Case Presentation: A 70 year-old woman with hyperthyroidism, hypertension and diabetes presented with subacute progressive altered mental status and frequent falls. History obtained from family revealed a previously independently functioning woman until 4 months prior, when she began to demonstrate symptoms of forgetfulness and micrographia. Symptoms progressed rapidly requiring an inpatient psychiatric admission, a month prior to current presentation. She was treated for agitation and paranoia and discharged to assisted living on donepezil, with a diagnosis of dementia with psychiatric features. At current admission, physical exam was remarkable for agitation and labile affect with frequent emotional outbursts. Initial lab work-up was unremarkable. CT scan of the head and neck was notable only for chronic small vessel disease. Given the rapid progression of her symptoms, and negative preliminary workup, a thorough history was re-obtained from the patient’s family. Clinical course was not consistent with a typical presentation of Alzheimer’s dementia. Neurology consultation was obtained. Additional investigations included lumbar puncture and neuro-imaging. PET scan showed decreased uptake in the superior parietal lobe and posterior cingulate gyrus, which was consistent with Alzheimer’s disease. She was discharged back to her facility, again with a diagnosis of dementia; additional labs were pending at the time of discharge. Ultimately, testing was positive for CSF protein 14-3-3 and RT-QulC, consistent with a diagnosis of Creutzfeldt-Jakob disease (CJD).

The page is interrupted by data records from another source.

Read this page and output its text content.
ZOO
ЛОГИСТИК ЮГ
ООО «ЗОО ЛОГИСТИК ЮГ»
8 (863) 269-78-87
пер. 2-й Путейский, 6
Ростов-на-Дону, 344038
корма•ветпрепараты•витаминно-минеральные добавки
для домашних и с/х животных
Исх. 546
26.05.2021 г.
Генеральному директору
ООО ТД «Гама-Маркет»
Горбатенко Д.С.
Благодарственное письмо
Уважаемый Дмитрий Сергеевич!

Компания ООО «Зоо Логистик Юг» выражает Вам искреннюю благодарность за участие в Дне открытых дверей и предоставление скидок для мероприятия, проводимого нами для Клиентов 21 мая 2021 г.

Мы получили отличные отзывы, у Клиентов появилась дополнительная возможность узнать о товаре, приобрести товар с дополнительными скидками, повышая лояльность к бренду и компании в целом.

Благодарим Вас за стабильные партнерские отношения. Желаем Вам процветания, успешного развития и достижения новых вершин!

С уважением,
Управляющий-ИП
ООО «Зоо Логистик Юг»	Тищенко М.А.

Discussion: CJD is a neurodegenerative human prion disease. Its incidence in the general population is 1-1.5 per 1 million, but increases with age to 3.4 per million over the age of 50 years. The most common form is sporadic (85%), but inherited or familial forms do exist. The disease is invariably fatal within a year of onset of symptoms. CJD is suspected based on typical signs and symptoms and progression of the disease. Mental deterioration in the form of dementia, behavioral abnormalities, and deficits in higher function of memory, concentration and judgement are early signs. Mood changes such as apathy and depression, as witnessed in our patient are quite common. Myoclonus is another feature noted in a large number (90 percent) of patients. Although brain biopsy is the gold standard, according to the CDC presence of 14-3-3 protein and/or typical EEG pattern are diagnostic.

Conclusions: Rapidly progressive dementia in the absence of other clear causes of mental deterioration should raise suspicion for CJD. Thorough and accurate history taking is the clinician’s best tool. Although relatively rare, it is important for hospitalists to involve consultants and order investigations to clinch the diagnosis, as progression to death is rapid. Implications for infection control before and after patient’s death are important. WHO has infection control guidelines for CJD that should be followed.